TLDR, this is another Hypothesis post. If you’re bored of those you can press back now.
I discovered a bug today that has been in Hypothesis from the beginning. I’m really really glad that I found it the way I did: Partly because I feel all smug and validated about my development practices as a result, but mostly because finding and figuring this one out in the wild would have been a nightmare, and it probably would have pissed off a ton of users who just wrote the library off as inherently flaky before I found out about it.
In Hypothesis you can define strategies for instances. This is how things like @given([int]) and so on work – there’s a rule that says how to build strategies for lists given strategies for their elements.
But in Python you have subtyping. There’s a similar strategy definition for tuples, but you might want more specific ones for your custom namedtuples (e.g. insisting on some relation between the fields).
So you need to be able to define instance strategy mappings for a subtype of something that already has a mapping defined and have it work. But you also want to have it inherit the supertype’s definition if a subtype one has not been defined (e.g. if you have a specific namedtuple you want it to inherit the generic namedtuple logic).
This is basically a method dispatch problem. You have to find the most specific type with a definition for a supertype of the current type (note: There’s potentially an ambiguity in “most specific” which is currently not well handled. I plan to look into this but it’s not high on my priority list).
The Hypothesis implementation of this is ridiculously inefficient, but it shouldn’t be used as a general purpose object system so that’s basically not a huge problem. I did however think that it was correct – I’d frequently said things along the lines of “Yes it’s ridiculous that Hypothesis has its own object system but honestly it’s been super useful and never given me any problems”.
Ah, hubris.
So yeah, there turns out to be a bug in this logic which can cause things to really confusingly wrong in surprising and hard to debug ways.
The bug is this:
Due to reasons that are honestly a bit silly and probably entirely unnecessary (I need to revisit this code properly at some point), the core of the algorithm Hypothesis uses for this requires doing a topological sort of the instance handlers with respect to the subset relation.

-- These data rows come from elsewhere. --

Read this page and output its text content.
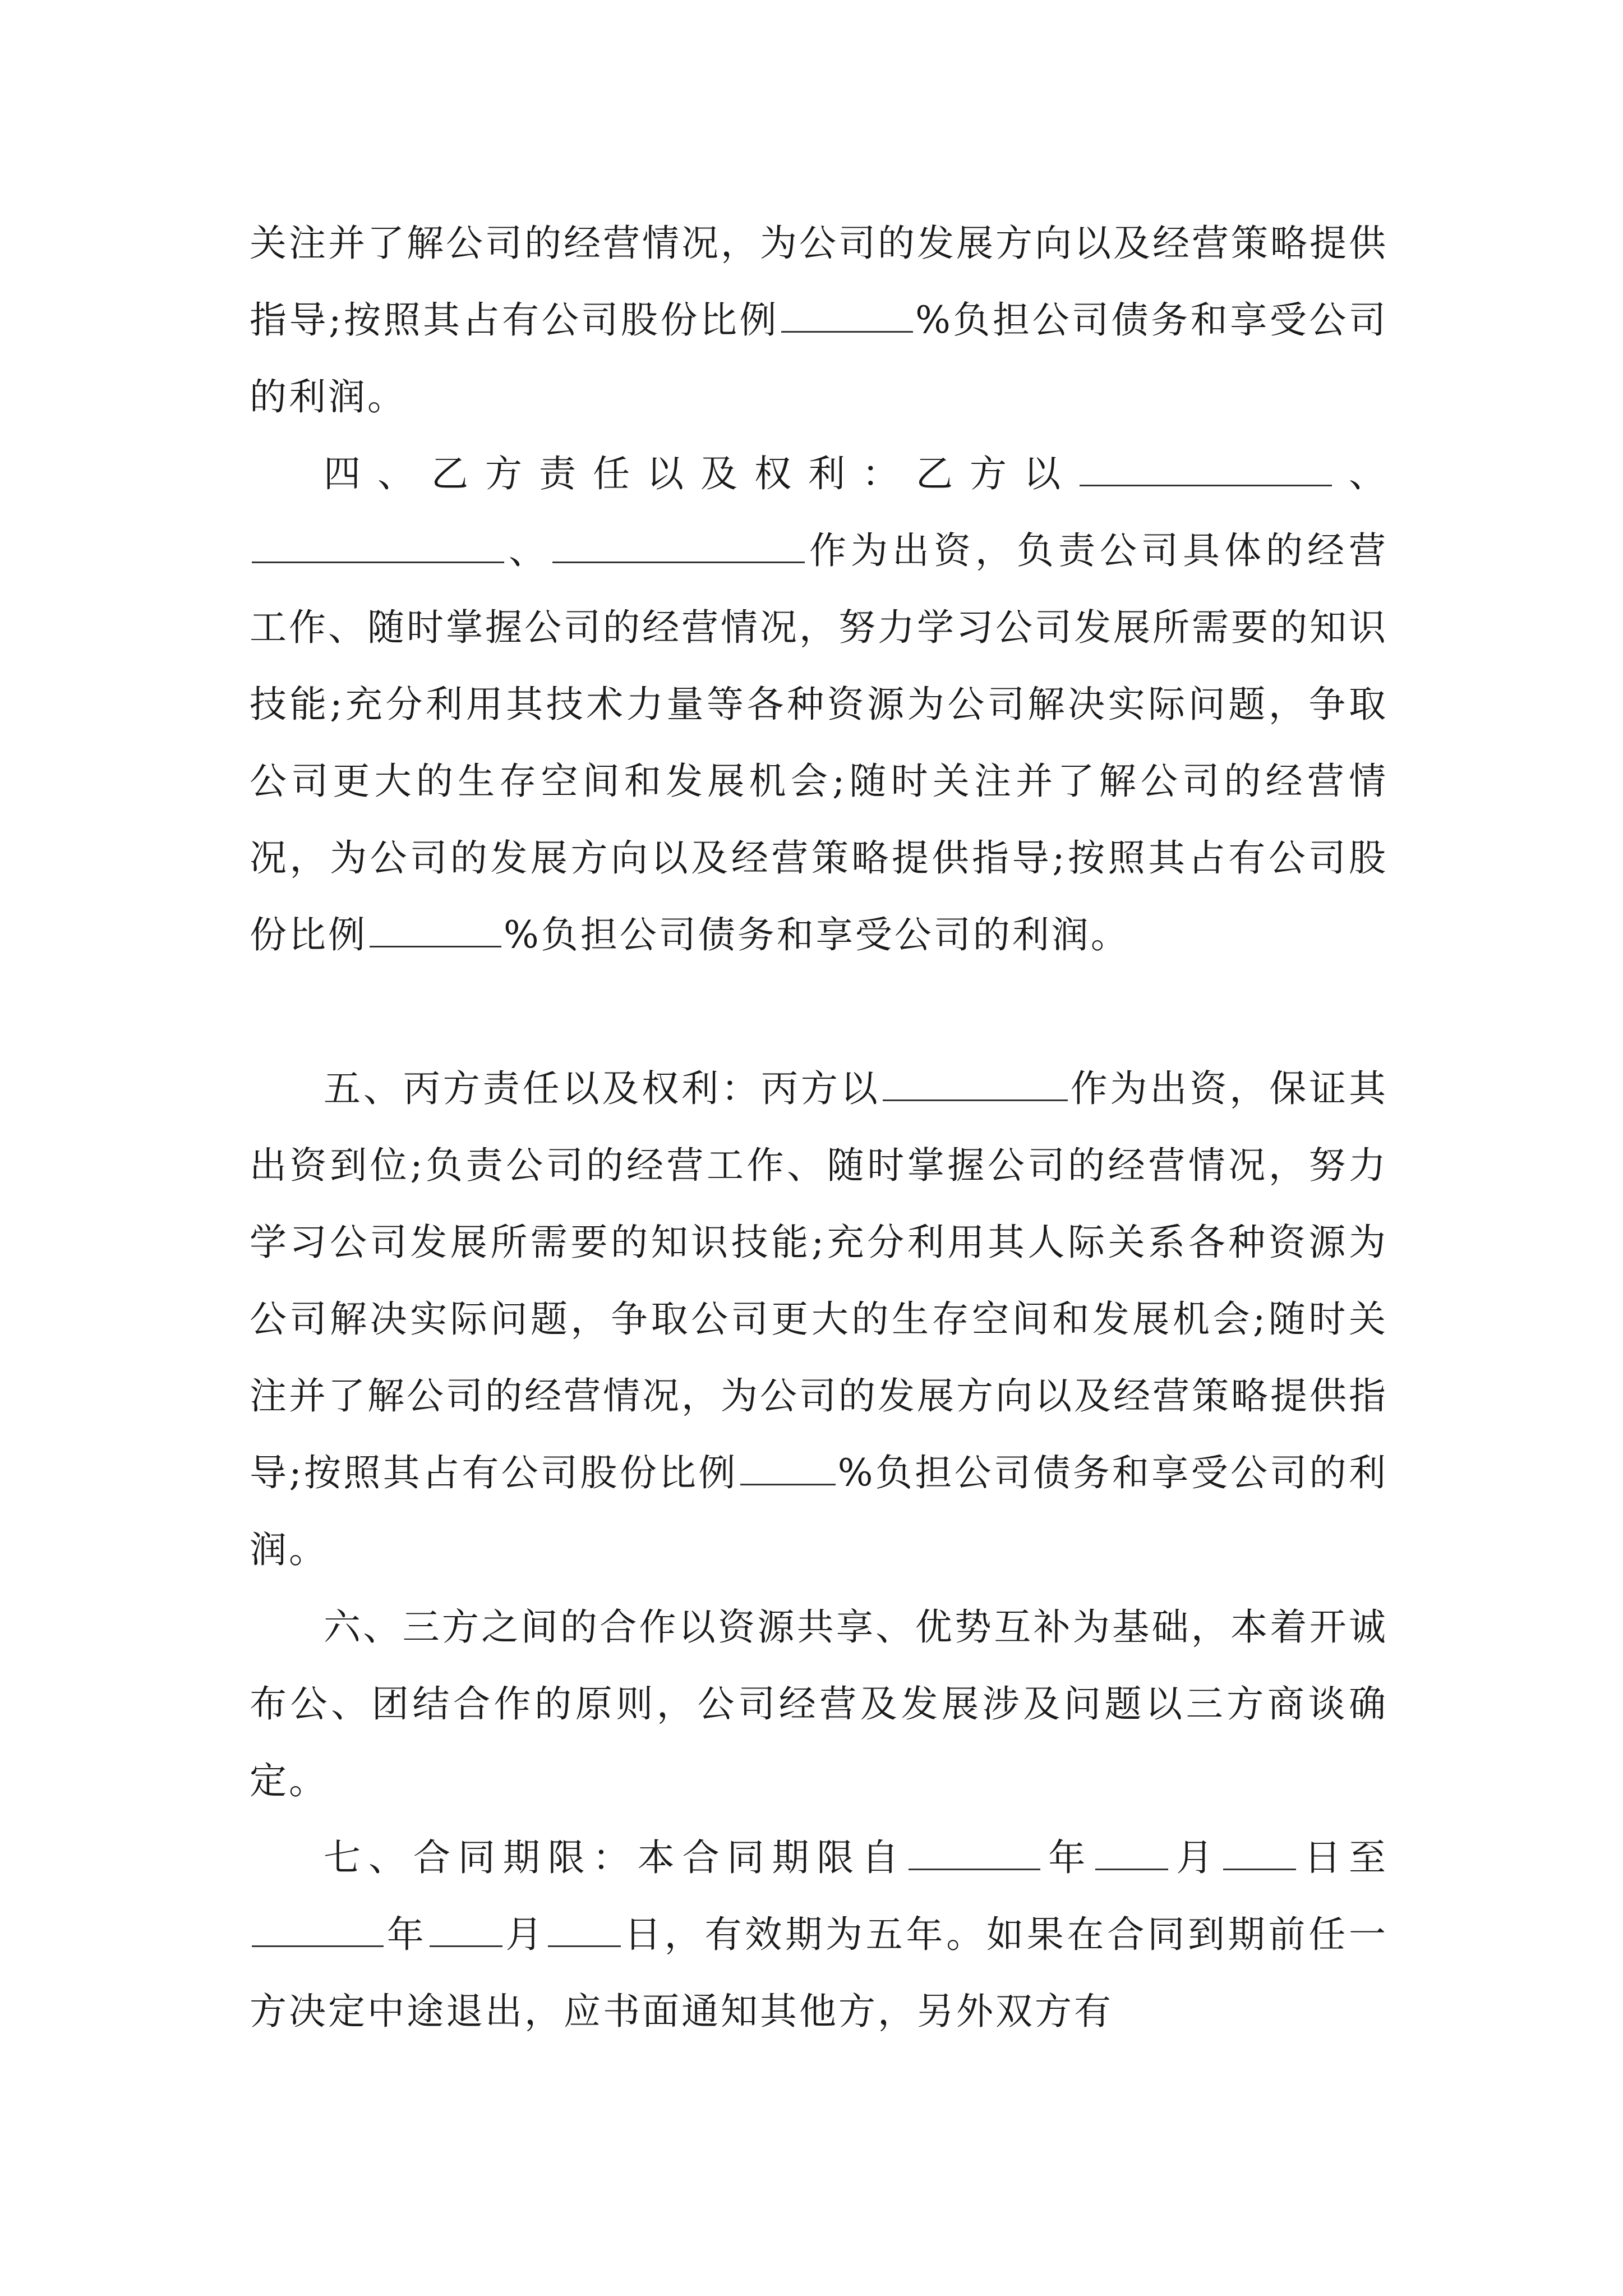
关注并了解公司的经营情况，为公司的发展方向以及经营策略提供指导;按照其占有公司股份比例	%负担公司债务和享受公司的利润。

四、乙方责任以及权利：乙方以	、、	作为出资，负责公司具体的经营工作、随时掌握公司的经营情况，努力学习公司发展所需要的知识技能;充分利用其技术力量等各种资源为公司解决实际问题，争取公司更大的生存空间和发展机会;随时关注并了解公司的经营情况，为公司的发展方向以及经营策略提供指导;按照其占有公司股份比例	%负担公司债务和享受公司的利润。

五、丙方责任以及权利：丙方以	作为出资，保证其出资到位;负责公司的经营工作、随时掌握公司的经营情况，努力学习公司发展所需要的知识技能;充分利用其人际关系各种资源为公司解决实际问题，争取公司更大的生存空间和发展机会;随时关注并了解公司的经营情况，为公司的发展方向以及经营策略提供指导;按照其占有公司股份比例	%负担公司债务和享受公司的利润。

六、三方之间的合作以资源共享、优势互补为基础，本着开诚布公、团结合作的原则，公司经营及发展涉及问题以三方商谈确定。

七、合同期限：本合同期限自	年 月 日至年 月 日，有效期为五年。如果在合同到期前任一方决定中途退出，应书面通知其他方，另外双方有
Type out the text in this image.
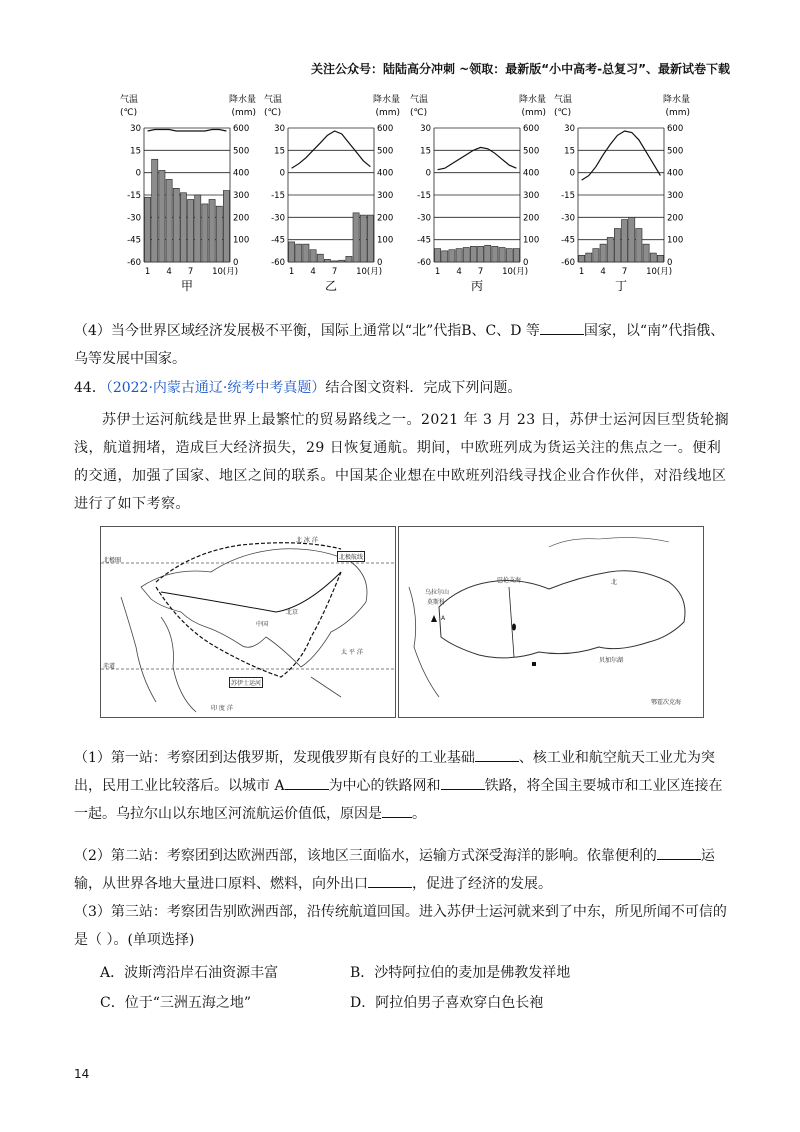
关注公众号：陆陆高分冲刺 ~领取：最新版“小中高考-总复习”、最新试卷下载
气温
(℃)
降水量
(mm)
30	600
15	500
0	400
-15	300
-30	200
-45	100
-60	0
1 4 7 10(月)
甲
气温
(℃)
降水量
(mm)
30	600
15	500
0	400
-15	300
-30	200
-45	100
-60	0
1 4 7 10(月)
乙
气温
(℃)
降水量
(mm)
30	600
15	500
0	400
-15	300
-30	200
-45	100
-60	0
1 4 7 10(月)
丙
气温
(℃)
降水量
(mm)
30	600
15	500
0	400
-15	300
-30	200
-45	100
-60	0
1 4 7 10(月)
丁
（4）当今世界区域经济发展极不平衡，国际上通常以“北”代指B、C、D 等	国家，以“南”代指俄、乌等发展中国家。
44．（2022·内蒙古通辽·统考中考真题）结合图文资料．完成下列问题。
苏伊士运河航线是世界上最繁忙的贸易路线之一。2021 年 3 月 23 日，苏伊士运河因巨型货轮搁浅，航道拥堵，造成巨大经济损失，29 日恢复通航。期间，中欧班列成为货运关注的焦点之一。便利的交通，加强了国家、地区之间的联系。中国某企业想在中欧班列沿线寻找企业合作伙伴，对沿线地区进行了如下考察。
北 冰 洋
北极圈
赤道
北极航线
苏伊士运河
中国
北京
印 度 洋
太 平 洋
巴伦支海
莫斯科
A
乌拉尔山
贝加尔湖
北
鄂霍次克海
（1）第一站：考察团到达俄罗斯，发现俄罗斯有良好的工业基础	、核工业和航空航天工业尤为突出，民用工业比较落后。以城市 A	为中心的铁路网和	铁路，将全国主要城市和工业区连接在一起。乌拉尔山以东地区河流航运价值低，原因是 。
（2）第二站：考察团到达欧洲西部，该地区三面临水，运输方式深受海洋的影响。依靠便利的	运输，从世界各地大量进口原料、燃料，向外出口	，促进了经济的发展。
（3）第三站：考察团告别欧洲西部，沿传统航道回国。进入苏伊士运河就来到了中东，所见所闻不可信的是（ ）。(单项选择)
A．波斯湾沿岸石油资源丰富	B．沙特阿拉伯的麦加是佛教发祥地
C．位于“三洲五海之地”	D．阿拉伯男子喜欢穿白色长袍
14
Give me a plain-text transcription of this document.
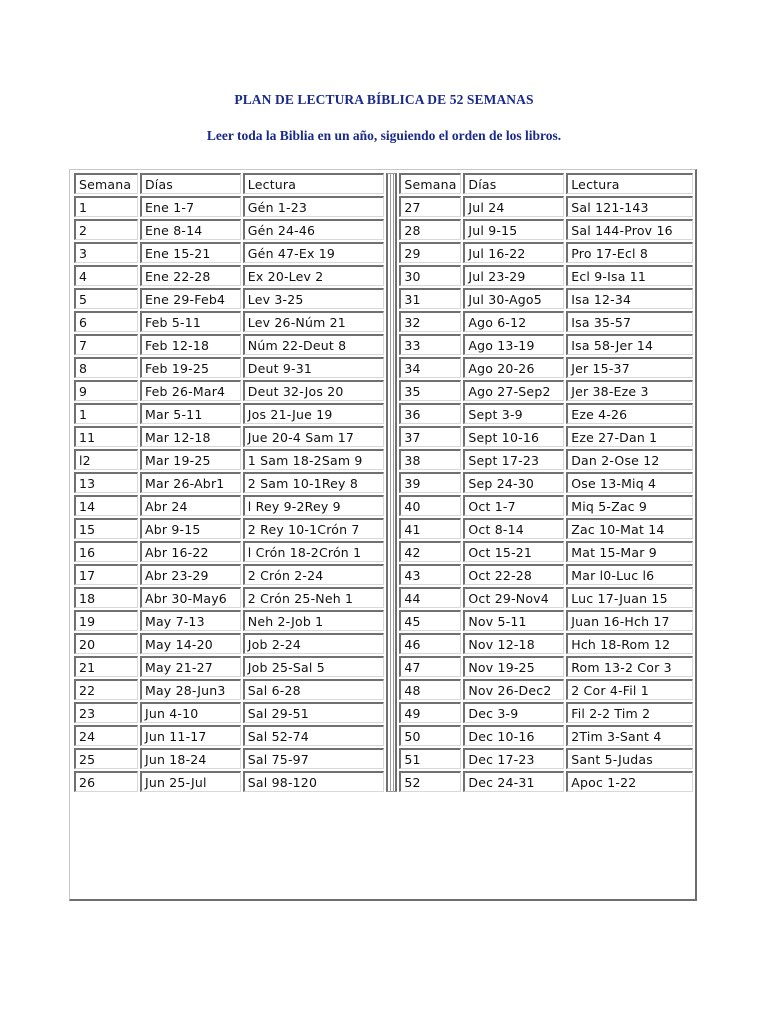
PLAN DE LECTURA BÍBLICA DE 52 SEMANAS
Leer toda la Biblia en un año, siguiendo el orden de los libros.
Semana	Días	Lectura		Semana	Días	Lectura
1	Ene 1-7	Gén 1-23		27	Jul 24	Sal 121-143
2	Ene 8-14	Gén 24-46		28	Jul 9-15	Sal 144-Prov 16
3	Ene 15-21	Gén 47-Ex 19		29	Jul 16-22	Pro 17-Ecl 8
4	Ene 22-28	Ex 20-Lev 2		30	Jul 23-29	Ecl 9-Isa 11
5	Ene 29-Feb4	Lev 3-25		31	Jul 30-Ago5	Isa 12-34
6	Feb 5-11	Lev 26-Núm 21		32	Ago 6-12	Isa 35-57
7	Feb 12-18	Núm 22-Deut 8		33	Ago 13-19	Isa 58-Jer 14
8	Feb 19-25	Deut 9-31		34	Ago 20-26	Jer 15-37
9	Feb 26-Mar4	Deut 32-Jos 20		35	Ago 27-Sep2	Jer 38-Eze 3
1	Mar 5-11	Jos 21-Jue 19		36	Sept 3-9	Eze 4-26
11	Mar 12-18	Jue 20-4 Sam 17		37	Sept 10-16	Eze 27-Dan 1
l2	Mar 19-25	1 Sam 18-2Sam 9		38	Sept 17-23	Dan 2-Ose 12
13	Mar 26-Abr1	2 Sam 10-1Rey 8		39	Sep 24-30	Ose 13-Miq 4
14	Abr 24	l Rey 9-2Rey 9		40	Oct 1-7	Miq 5-Zac 9
15	Abr 9-15	2 Rey 10-1Crón 7		41	Oct 8-14	Zac 10-Mat 14
16	Abr 16-22	l Crón 18-2Crón 1		42	Oct 15-21	Mat 15-Mar 9
17	Abr 23-29	2 Crón 2-24		43	Oct 22-28	Mar l0-Luc l6
18	Abr 30-May6	2 Crón 25-Neh 1		44	Oct 29-Nov4	Luc 17-Juan 15
19	May 7-13	Neh 2-Job 1		45	Nov 5-11	Juan 16-Hch 17
20	May 14-20	Job 2-24		46	Nov 12-18	Hch 18-Rom 12
21	May 21-27	Job 25-Sal 5		47	Nov 19-25	Rom 13-2 Cor 3
22	May 28-Jun3	Sal 6-28		48	Nov 26-Dec2	2 Cor 4-Fil 1
23	Jun 4-10	Sal 29-51		49	Dec 3-9	Fil 2-2 Tim 2
24	Jun 11-17	Sal 52-74		50	Dec 10-16	2Tim 3-Sant 4
25	Jun 18-24	Sal 75-97		51	Dec 17-23	Sant 5-Judas
26	Jun 25-Jul	Sal 98-120		52	Dec 24-31	Apoc 1-22
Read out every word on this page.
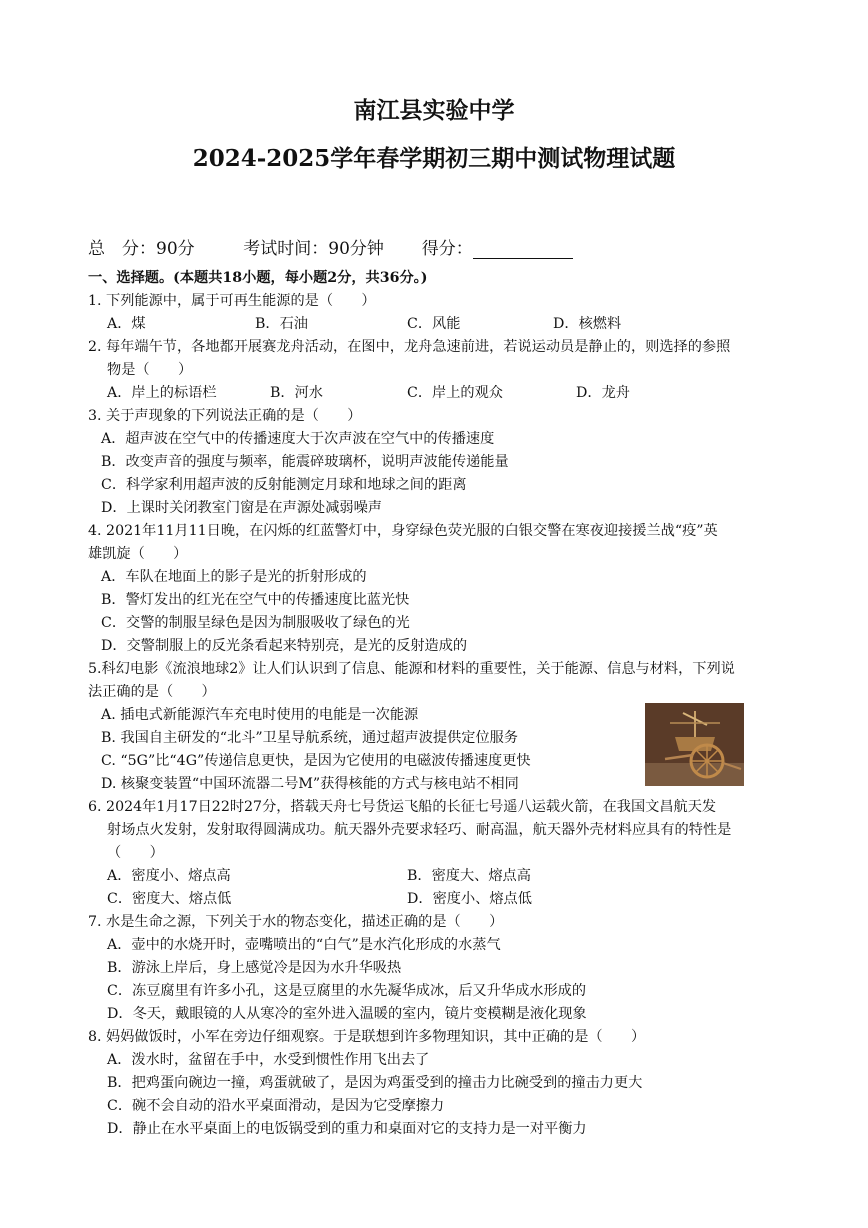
南江县实验中学
2024-2025学年春学期初三期中测试物理试题
总　分：90分	考试时间：90分钟 得分：
一、选择题。(本题共18小题，每小题2分，共36分。)
1. 下列能源中，属于可再生能源的是（　　）
A．煤	B．石油	C．风能	D．核燃料
2. 每年端午节，各地都开展赛龙舟活动，在图中，龙舟急速前进，若说运动员是静止的，则选择的参照
物是（　　）
A．岸上的标语栏	B．河水	C．岸上的观众	D．龙舟
3. 关于声现象的下列说法正确的是（　　）
A．超声波在空气中的传播速度大于次声波在空气中的传播速度
B．改变声音的强度与频率，能震碎玻璃杯，说明声波能传递能量
C．科学家利用超声波的反射能测定月球和地球之间的距离
D．上课时关闭教室门窗是在声源处减弱噪声
4. 2021年11月11日晚，在闪烁的红蓝警灯中，身穿绿色荧光服的白银交警在寒夜迎接援兰战“疫”英
雄凯旋（　　）
A．车队在地面上的影子是光的折射形成的
B．警灯发出的红光在空气中的传播速度比蓝光快
C．交警的制服呈绿色是因为制服吸收了绿色的光
D．交警制服上的反光条看起来特别亮，是光的反射造成的
5.科幻电影《流浪地球2》让人们认识到了信息、能源和材料的重要性，关于能源、信息与材料，下列说
法正确的是（　　）
A. 插电式新能源汽车充电时使用的电能是一次能源
B. 我国自主研发的“北斗”卫星导航系统，通过超声波提供定位服务
C. “5G”比“4G”传递信息更快，是因为它使用的电磁波传播速度更快
D. 核聚变装置“中国环流器二号M”获得核能的方式与核电站不相同
6. 2024年1月17日22时27分，搭载天舟七号货运飞船的长征七号遥八运载火箭，在我国文昌航天发
射场点火发射，发射取得圆满成功。航天器外壳要求轻巧、耐高温，航天器外壳材料应具有的特性是
（　　）
A．密度小、熔点高	B．密度大、熔点高
C．密度大、熔点低	D．密度小、熔点低
7. 水是生命之源，下列关于水的物态变化，描述正确的是（　　）
A．壶中的水烧开时，壶嘴喷出的“白气”是水汽化形成的水蒸气
B．游泳上岸后，身上感觉冷是因为水升华吸热
C．冻豆腐里有许多小孔，这是豆腐里的水先凝华成冰，后又升华成水形成的
D．冬天，戴眼镜的人从寒冷的室外进入温暖的室内，镜片变模糊是液化现象
8. 妈妈做饭时，小军在旁边仔细观察。于是联想到许多物理知识，其中正确的是（　　）
A．泼水时，盆留在手中，水受到惯性作用飞出去了
B．把鸡蛋向碗边一撞，鸡蛋就破了，是因为鸡蛋受到的撞击力比碗受到的撞击力更大
C．碗不会自动的沿水平桌面滑动，是因为它受摩擦力
D．静止在水平桌面上的电饭锅受到的重力和桌面对它的支持力是一对平衡力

So the way I did this was to do a normal sort by the relation that x < y if x is a subtype of y, x > y if y is a subtype of x and otherwise sort by comparing names.
And this is so very much not how you do a topological sort. I don’t know what past David was thinking but apparently I’m just really bad at extending partial orders. This produces a non-transitive order, and as a result sorting it can basically do anything it wants.
What it wants in practice seems to be to almost work. Most of the time it produces the right results, but depending on the order you started with it can be almost arbitrarily wrong.
I spotted this because my builds are designed to fail at less than 100% branch coverage. The tests I had around this were flaky in the sense that sometimes they would randomly fail to produce enough coverage and I couldn’t figure out why. Investigating caused me to find this dodgy code and do a double take.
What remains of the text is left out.